The county's best outdoor venue is the 550-seat Festival Amphitheatre on Main Street in Garden Grove. It's our only permanent outdoor theatrical venue, and it's a few minutes from what passes as downtown Garden Grove and its handful of bars. Just one show will be produced at the gorgeous tree-encircled space this year, Romeo and Juliet (Aug. 9-25). While yet another production of perhaps the most-staged play in Western civilization isn't something to get too excited about, it is produced by Shakespeare Orange County (www.shakespeareoc.org), which does the Bard about as best as he can possibly be done without narcotics or hallucinatory agents.

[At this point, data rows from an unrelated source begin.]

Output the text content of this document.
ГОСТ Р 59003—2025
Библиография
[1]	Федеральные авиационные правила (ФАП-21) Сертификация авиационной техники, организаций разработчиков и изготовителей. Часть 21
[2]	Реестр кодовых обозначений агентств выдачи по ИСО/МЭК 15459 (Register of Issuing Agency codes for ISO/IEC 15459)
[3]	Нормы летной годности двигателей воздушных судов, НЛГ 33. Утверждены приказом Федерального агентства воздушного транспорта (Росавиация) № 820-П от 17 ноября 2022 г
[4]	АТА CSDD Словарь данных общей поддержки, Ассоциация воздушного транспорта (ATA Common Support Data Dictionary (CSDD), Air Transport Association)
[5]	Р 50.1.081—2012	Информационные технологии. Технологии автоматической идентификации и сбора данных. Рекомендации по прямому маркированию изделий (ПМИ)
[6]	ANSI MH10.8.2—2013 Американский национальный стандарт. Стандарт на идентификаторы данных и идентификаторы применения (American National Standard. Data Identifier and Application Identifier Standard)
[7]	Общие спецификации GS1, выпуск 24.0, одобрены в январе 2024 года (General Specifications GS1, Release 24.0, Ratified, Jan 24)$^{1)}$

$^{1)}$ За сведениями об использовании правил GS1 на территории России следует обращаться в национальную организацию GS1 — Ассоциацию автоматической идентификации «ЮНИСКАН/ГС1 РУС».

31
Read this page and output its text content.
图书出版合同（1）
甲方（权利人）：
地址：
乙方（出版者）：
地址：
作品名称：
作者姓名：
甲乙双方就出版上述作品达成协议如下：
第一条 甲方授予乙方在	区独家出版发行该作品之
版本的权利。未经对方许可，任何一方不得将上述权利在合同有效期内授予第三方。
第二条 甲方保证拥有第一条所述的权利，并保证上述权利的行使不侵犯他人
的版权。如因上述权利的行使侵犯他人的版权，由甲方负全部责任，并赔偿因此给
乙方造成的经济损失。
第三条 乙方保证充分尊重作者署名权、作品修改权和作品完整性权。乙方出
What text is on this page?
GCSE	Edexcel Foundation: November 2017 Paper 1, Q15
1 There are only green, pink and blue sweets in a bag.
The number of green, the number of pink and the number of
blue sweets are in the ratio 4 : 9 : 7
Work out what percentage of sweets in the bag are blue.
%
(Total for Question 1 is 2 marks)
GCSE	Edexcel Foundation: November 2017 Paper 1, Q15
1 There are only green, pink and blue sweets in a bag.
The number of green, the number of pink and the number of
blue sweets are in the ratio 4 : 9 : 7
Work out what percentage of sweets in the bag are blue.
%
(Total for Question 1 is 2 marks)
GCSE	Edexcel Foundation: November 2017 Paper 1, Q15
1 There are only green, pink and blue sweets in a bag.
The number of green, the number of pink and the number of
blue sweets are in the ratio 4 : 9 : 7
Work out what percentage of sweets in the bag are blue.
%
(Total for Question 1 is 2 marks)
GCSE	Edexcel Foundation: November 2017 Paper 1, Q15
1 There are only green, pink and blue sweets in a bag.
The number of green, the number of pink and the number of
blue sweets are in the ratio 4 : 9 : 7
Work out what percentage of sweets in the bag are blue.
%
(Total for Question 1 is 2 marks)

The outdoor bowl at the Muckenthaler Cultural Center is, along with the center as a whole, one of North County's best-kept secrets—mainly because of myopic leadership that doesn't realize the jewel it truly possesses, as well as the fact it's located in a residential neighborhood that squawks every time a light is turned on at the space after 8 p.m. But it does have a stage and seating for up to 400 people, and catered dinners are available before the performances. This year, the Muck Repertory Theatre (www.muckenthaler.org) will stage two weekends of Twelfth Night, Shakespeare's most interesting comedy, literarily speaking, because it's so fucking melancholy.

Ain't nothing gloomy in the two shows from Shakespeare by the Sea (www.shakespearebythesea.org), especially if wife-beating and Jew-bashing rank high on your list of entertainment options. The company brings The Taming of the Shrew, the oh-so-funny brutality of Petruchio and his obstinate bitch of a wife, to Irvine's Turtle Park on July 15, and the crafty machinations of the hated and ridiculed Shylock in The Merchant of Veniceon July 22. The troupe mounts both plays in Corona del Mar's Grant Howland Park on Aug. 4 and 5.

The only true Shakespeare festival in the county is Capo Shakes (www.caminorealplayhouse.org), the South Orange County Community Theater's annual summer homage. This year, they mount All's Well that Ends Welland The Comedy of Errors,and if you can describe the difference between both in less than 20 words, watch more TV.There's also the occasionally funny The Compleat Works of William Shakespeare (abridged).

The festival is split between an indoor space and a portable stage erected in a flat park. Outdoor sight lines and volume are often compromised. But like most of the outdoor shows listed herein, they're cheap and they're outside, which means plenty of dark sky, the occasional pinprick of a star or planet, and the constant summery smell of burning hillsides.